This article was originally posted on Medium.
Emily Bensen, Deputy Director of Integrate Health, joined Chief Strategy Officer, Kevin Fiori in Togo to promote continuous learning efforts. This is her firsthand account of what creating an organization-wide culture of continuous learning looks like.
I recently had the chance to visit our team in Togo with our US-based Chief Strategy Officer, Kevin Fiori. Our mission was to strengthen Integrate Health’s organization-wide culture of continuous learning.
Kevin and I landed in the capital city of Lomé on a sunny Saturday afternoon. The next day, we met up with our Chief Partnerships Officer, Andrew Lopez, and made the six-hour journey by car up the national highway from Lomé to Kara, where Integrate Health is headquartered. When we finally arrived at the office, we were met with an orchestrated frenzy. We were about three weeks away from the Integrated Primary Care program launching five new health centers in the Bassar District. This area, which served a population of 40,000, would effectively double the impact of the organization by doubling the number of women and children who have access to high-quality primary care. Great news, but double the health centers, double the Community Health Workers, and double the patients means double the data — to collect, organize, store, and most importantly, to use effectively.
Kevin and I were joining the team in person to help them think through how our Monitoring, Evaluation, and Quality Improvement process will adapt to this new workload.
Kevin started the first morning of our workshop with the Monitoring, Evaluation, and Quality Improvement (MEQI) team with a question: “Why do we collect data?”
He started by throwing a few ideas out himself onto the flip chart paper:
– to complete donor reports
– to keep a paper trail
Eventually, opening it up to the rest of the team. Many of my colleagues answered in unison: “to improve care for our patients.”
Kevin jokingly responded, “My work here is done.”
Integrate Health’s data philosophy really is as simple as that: we collect data to improve care for our patients.
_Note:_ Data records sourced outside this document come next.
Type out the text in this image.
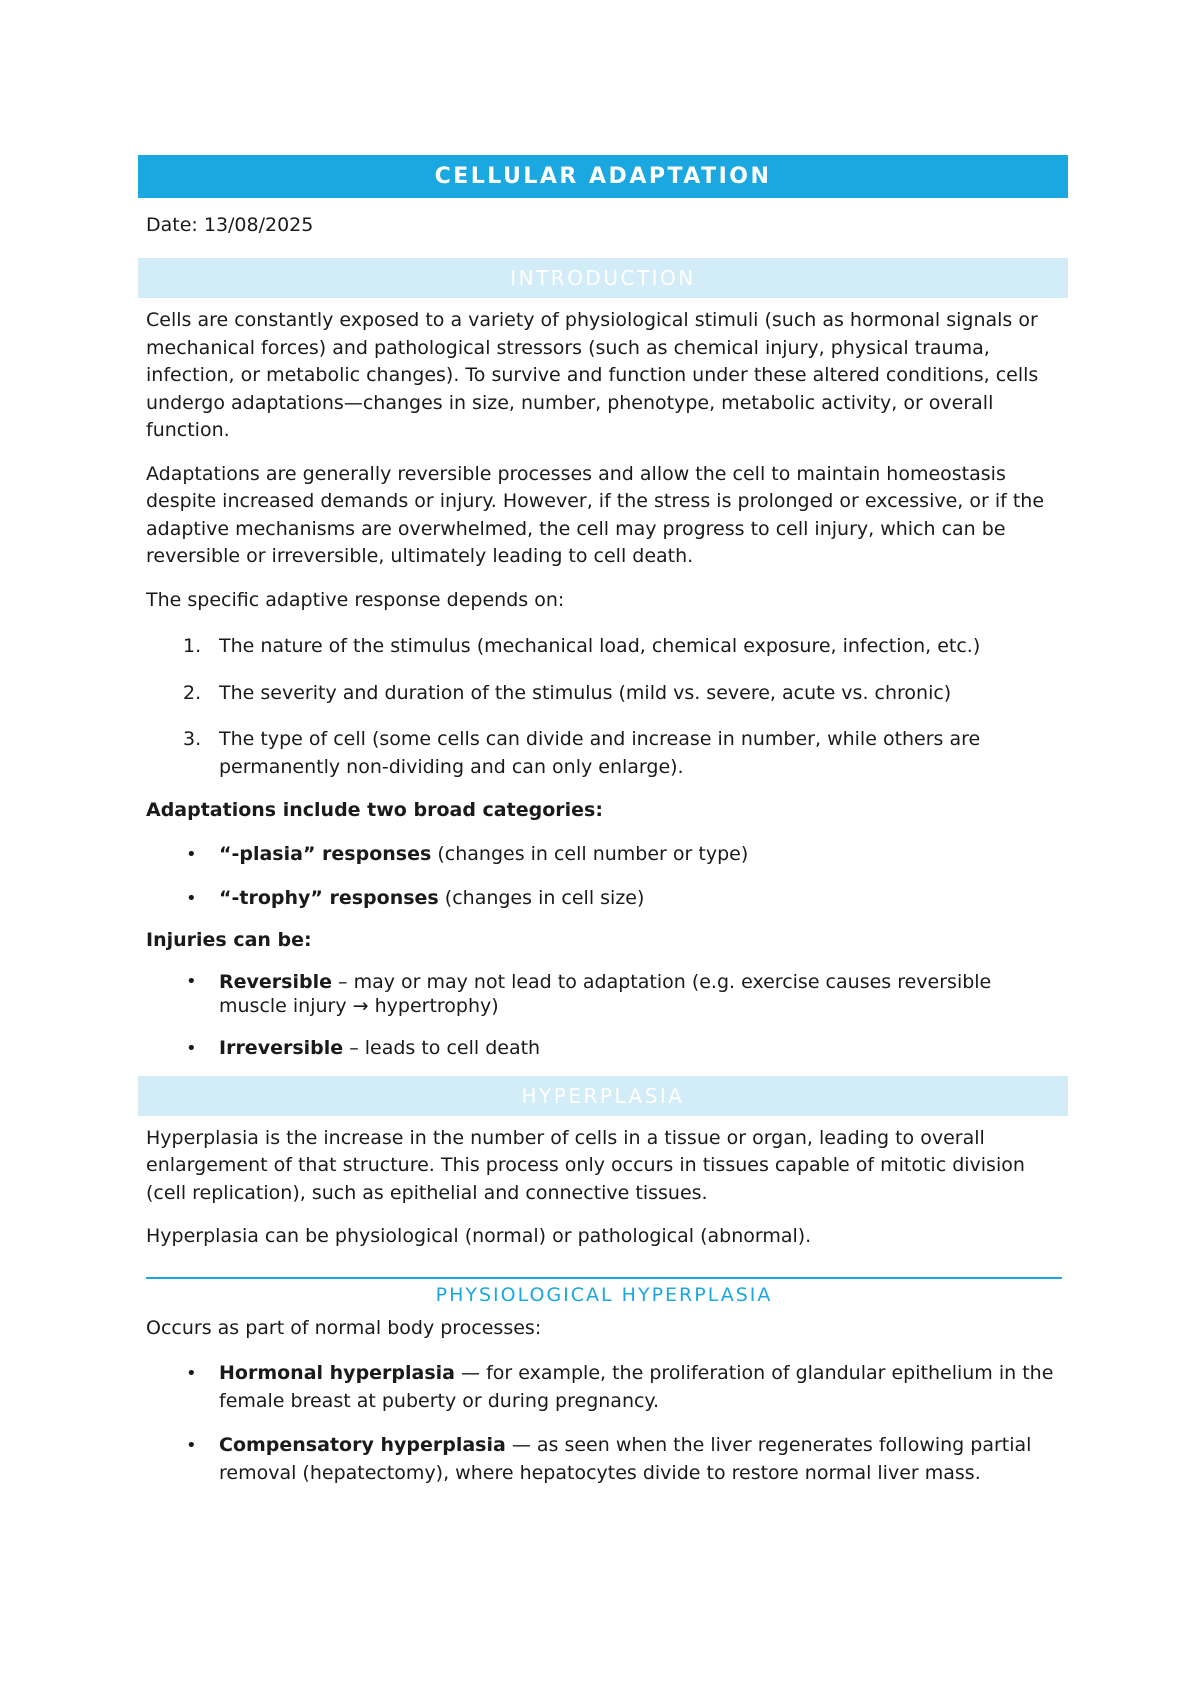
CELLULAR ADAPTATION
Date: 13/08/2025
INTRODUCTION
Cells are constantly exposed to a variety of physiological stimuli (such as hormonal signals or mechanical forces) and pathological stressors (such as chemical injury, physical trauma, infection, or metabolic changes). To survive and function under these altered conditions, cells undergo adaptations—changes in size, number, phenotype, metabolic activity, or overall function.
Adaptations are generally reversible processes and allow the cell to maintain homeostasis despite increased demands or injury. However, if the stress is prolonged or excessive, or if the adaptive mechanisms are overwhelmed, the cell may progress to cell injury, which can be reversible or irreversible, ultimately leading to cell death.
The specific adaptive response depends on:
1. The nature of the stimulus (mechanical load, chemical exposure, infection, etc.)
2. The severity and duration of the stimulus (mild vs. severe, acute vs. chronic)
3. The type of cell (some cells can divide and increase in number, while others are permanently non-dividing and can only enlarge).
Adaptations include two broad categories:
• “-plasia” responses (changes in cell number or type)
• “-trophy” responses (changes in cell size)
Injuries can be:
• Reversible – may or may not lead to adaptation (e.g. exercise causes reversible muscle injury → hypertrophy)
• Irreversible – leads to cell death
HYPERPLASIA
Hyperplasia is the increase in the number of cells in a tissue or organ, leading to overall enlargement of that structure. This process only occurs in tissues capable of mitotic division (cell replication), such as epithelial and connective tissues.
Hyperplasia can be physiological (normal) or pathological (abnormal).
PHYSIOLOGICAL HYPERPLASIA
Occurs as part of normal body processes:
• Hormonal hyperplasia — for example, the proliferation of glandular epithelium in the female breast at puberty or during pregnancy.
• Compensatory hyperplasia — as seen when the liver regenerates following partial removal (hepatectomy), where hepatocytes divide to restore normal liver mass.
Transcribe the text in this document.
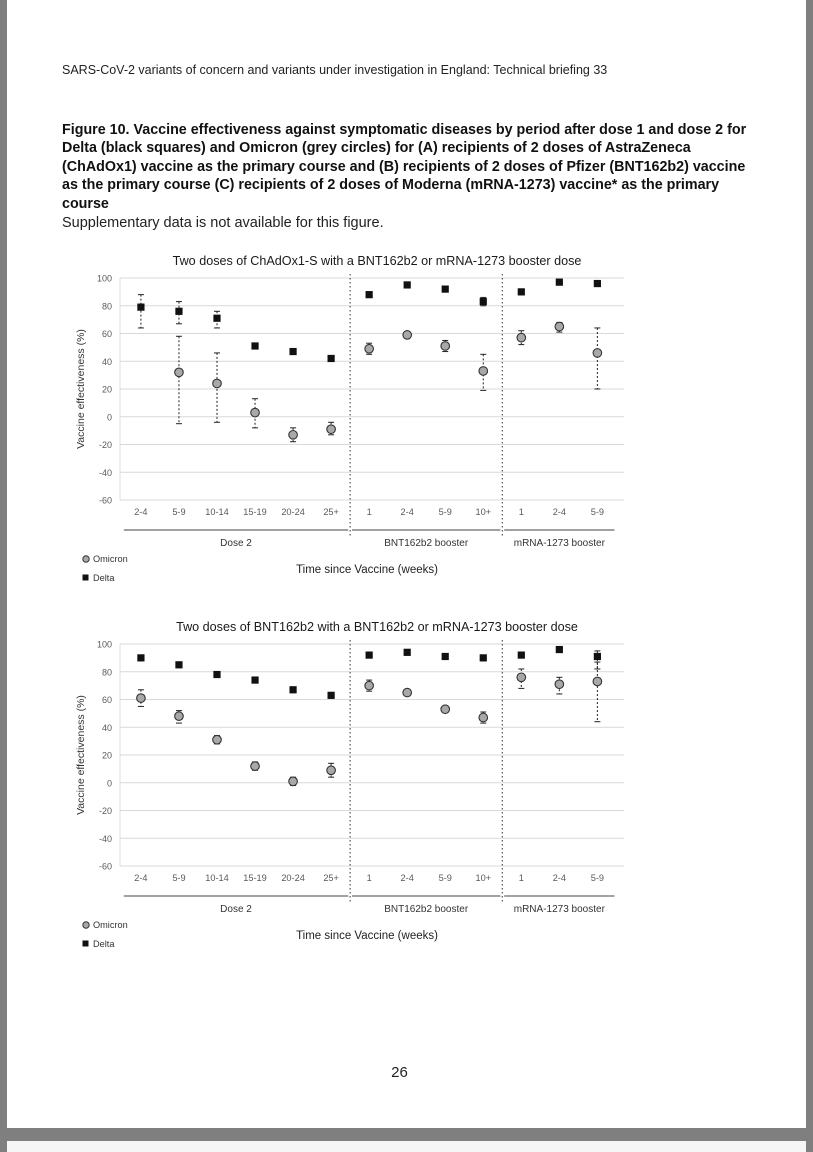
SARS-CoV-2 variants of concern and variants under investigation in England: Technical briefing 33
Figure 10. Vaccine effectiveness against symptomatic diseases by period after dose 1 and dose 2 for Delta (black squares) and Omicron (grey circles) for (A) recipients of 2 doses of AstraZeneca (ChAdOx1) vaccine as the primary course and (B) recipients of 2 doses of Pfizer (BNT162b2) vaccine as the primary course (C) recipients of 2 doses of Moderna (mRNA-1273) vaccine* as the primary course
Supplementary data is not available for this figure.
Two doses of ChAdOx1-S with a BNT162b2 or mRNA-1273 booster dose
100
80
60
40
20
0
-20
-40
-60
Vaccine effectiveness (%)
Dose 2	BNT162b2 booster	mRNA-1273 booster
2-4	5-9 10-14 15-19 20-24 25+	1	2-4	5-9	10+	1	2-4	5-9
Omicron
Delta
Time since Vaccine (weeks)
Two doses of BNT162b2 with a BNT162b2 or mRNA-1273 booster dose
100
80
60
40
20
0
-20
-40
-60
Vaccine effectiveness (%)
Dose 2	BNT162b2 booster	mRNA-1273 booster
2-4	5-9 10-14 15-19 20-24 25+	1	2-4	5-9	10+	1	2-4	5-9
Omicron
Delta
Time since Vaccine (weeks)
26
We ask questions about how we’re doing, collect data that will answer those questions, and analyze it to identify ways we can improve. We do not collect data or perform research just for the sake of it; instead, we collect data with the goal of understanding why and how our programs work. We believe there is always room to do better.
The fancy word for this approach is called “Implementation Science,” defined as the study of methods to promote the integration of research findings and evidence into healthcare policy and practice. The simple definition is: asking questions, then using the answers to improve care for our patients, creating a culture of continuous learning.
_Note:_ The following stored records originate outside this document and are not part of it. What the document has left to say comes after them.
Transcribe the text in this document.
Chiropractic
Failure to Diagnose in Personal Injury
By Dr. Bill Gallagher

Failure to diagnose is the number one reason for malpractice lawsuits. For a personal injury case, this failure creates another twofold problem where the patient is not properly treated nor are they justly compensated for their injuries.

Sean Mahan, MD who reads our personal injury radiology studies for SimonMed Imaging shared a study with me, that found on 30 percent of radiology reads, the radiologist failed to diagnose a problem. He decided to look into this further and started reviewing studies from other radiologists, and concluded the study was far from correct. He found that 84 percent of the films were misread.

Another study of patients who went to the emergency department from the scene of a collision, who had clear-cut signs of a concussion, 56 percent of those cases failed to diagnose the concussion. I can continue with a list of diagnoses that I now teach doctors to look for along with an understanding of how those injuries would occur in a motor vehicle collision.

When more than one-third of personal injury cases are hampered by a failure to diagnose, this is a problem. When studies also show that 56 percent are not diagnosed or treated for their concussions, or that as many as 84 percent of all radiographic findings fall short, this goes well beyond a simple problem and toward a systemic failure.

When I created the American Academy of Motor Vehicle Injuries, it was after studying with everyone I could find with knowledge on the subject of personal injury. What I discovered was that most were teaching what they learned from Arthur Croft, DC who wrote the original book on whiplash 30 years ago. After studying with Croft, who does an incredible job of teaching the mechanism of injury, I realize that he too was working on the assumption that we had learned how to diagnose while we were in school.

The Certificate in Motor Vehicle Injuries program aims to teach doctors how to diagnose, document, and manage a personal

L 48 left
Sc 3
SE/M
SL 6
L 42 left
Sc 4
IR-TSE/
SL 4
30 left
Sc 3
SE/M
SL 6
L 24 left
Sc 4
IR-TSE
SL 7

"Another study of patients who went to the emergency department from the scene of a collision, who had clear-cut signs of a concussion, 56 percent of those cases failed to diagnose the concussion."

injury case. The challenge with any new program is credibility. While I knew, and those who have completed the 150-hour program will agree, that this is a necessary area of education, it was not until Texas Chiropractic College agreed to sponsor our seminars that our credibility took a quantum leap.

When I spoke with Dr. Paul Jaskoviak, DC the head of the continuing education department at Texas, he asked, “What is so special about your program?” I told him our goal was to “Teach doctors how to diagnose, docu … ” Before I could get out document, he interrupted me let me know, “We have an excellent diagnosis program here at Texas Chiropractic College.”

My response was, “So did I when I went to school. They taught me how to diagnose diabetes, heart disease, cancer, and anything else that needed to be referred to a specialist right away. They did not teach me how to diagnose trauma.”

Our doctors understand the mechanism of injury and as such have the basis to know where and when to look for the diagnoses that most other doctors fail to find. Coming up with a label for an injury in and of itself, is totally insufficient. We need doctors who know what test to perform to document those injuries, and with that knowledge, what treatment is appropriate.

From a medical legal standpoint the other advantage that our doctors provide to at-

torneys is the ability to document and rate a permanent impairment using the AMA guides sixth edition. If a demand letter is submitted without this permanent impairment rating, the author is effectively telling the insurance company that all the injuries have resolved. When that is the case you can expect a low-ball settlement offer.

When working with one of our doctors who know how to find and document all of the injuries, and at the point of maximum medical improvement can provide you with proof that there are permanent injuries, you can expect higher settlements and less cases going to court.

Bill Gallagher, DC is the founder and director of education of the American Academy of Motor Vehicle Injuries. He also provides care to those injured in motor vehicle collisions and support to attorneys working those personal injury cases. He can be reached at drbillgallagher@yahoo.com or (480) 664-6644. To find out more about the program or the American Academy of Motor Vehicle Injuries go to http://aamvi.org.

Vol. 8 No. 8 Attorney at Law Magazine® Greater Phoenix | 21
Back at the workshop, once we identified that the goal of our MEQI team is to improve care for patients, we dove into how to operationalize this mission. We created a simple “Data Pyramid”, with the base being quality improvement data collected on a weekly basis, and the top point being system evaluation data collected every two or three years. We identified each type of data we collect, from where, and at what frequency. The pyramid diagram allowed us to see how they all fit together into a comprehensive MEQI strategy, allowing us to achieve our mission of saving lives. Next, we went around the table team member by a team member, updating job descriptions to reflect where they intervene in the data pyramid. For example, Agnès, Coordinator of Community Evaluations, contributes to data collection in the annual program evaluation phase, as well as in the weekly quality improvement phase. Modestine, MEQI Assistant, enters data from paper forms into digital forms across the pyramid. This very detailed and tangible activity encouraged each team member to see the direct link between the work they do every day, to the overall mission of the organization. The way we see it, every person in the organization, whether it’s an executive assistant, Community Health Worker, or Country Director all have a role in improvement.
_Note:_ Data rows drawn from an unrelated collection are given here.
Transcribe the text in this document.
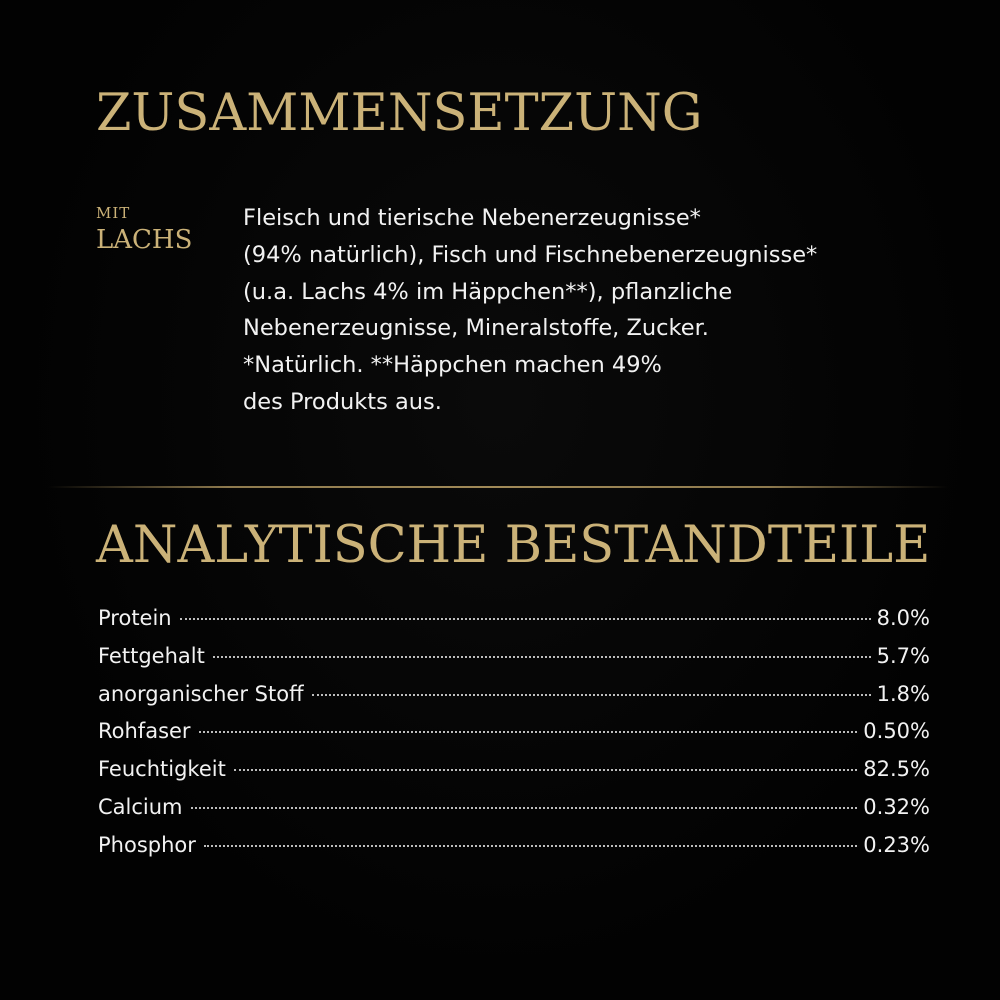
ZUSAMMENSETZUNG
MIT
LACHS

Fleisch und tierische Nebenerzeugnisse*
(94% natürlich), Fisch und Fischnebenerzeugnisse*
(u.a. Lachs 4% im Häppchen**), pflanzliche
Nebenerzeugnisse, Mineralstoffe, Zucker.
*Natürlich. **Häppchen machen 49%
des Produkts aus.

ANALYTISCHE BESTANDTEILE
Protein	8.0%
Fettgehalt	5.7%
anorganischer Stoff	1.8%
Rohfaser	0.50%
Feuchtigkeit	82.5%
Calcium	0.32%
Phosphor	0.23%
This ethos of “continuous investigation” and relentless improvement already exist at Integrate Health; Kevin and I were only reviving them in preparation for the launch of Phase II. In fact, on this same trip, I witnessed first hand our culture of continuous learning in action.
A month prior, the MEQI team noticed a dip in prenatal care coverage or the number of women who receive the recommended four prenatal consultations before delivering at a health center. With the spirit of striving to always do better by our patients, hey set out to figure out why. They started by digging into the data and discovered that one site had much lower rates of prenatal coverage than others. They then connected with the programs team, who went out to the particular site and discussed the dip in prenatal coverage with Community Health Workers (CHWs) and midwives, to dig further. As it turns out, CHWs were able to identify two remote villages where they have an especially difficult time effectively referring women to the health center. The CHW Supervisor accompanied the CHW who serves those villages out to meet with the community there. After speaking with village chiefs and women themselves, the problem of distance to the clinic surfaced as the primary barrier to women attending prenatal consultations in that community. The IH programs team and the health center staff devised plan to address this barrier: the midwife accompanied by a CHW will travel to the two villages once a month to perform prenatal consultations remotely. The team set out to put this system in place. In a month, they’ll come back together to see how it is being implemented and watch for a change in prenatal coverage.
Integrate Health’s culture of continuous learning is a cycle of improvement that never ends. We approach our programs with the belief that there is ALWAYS room for improvement. We can always do better for our patients. Our goal is to facilitate this environment of improvement, to make it the default and the expectation because our patients deserve it.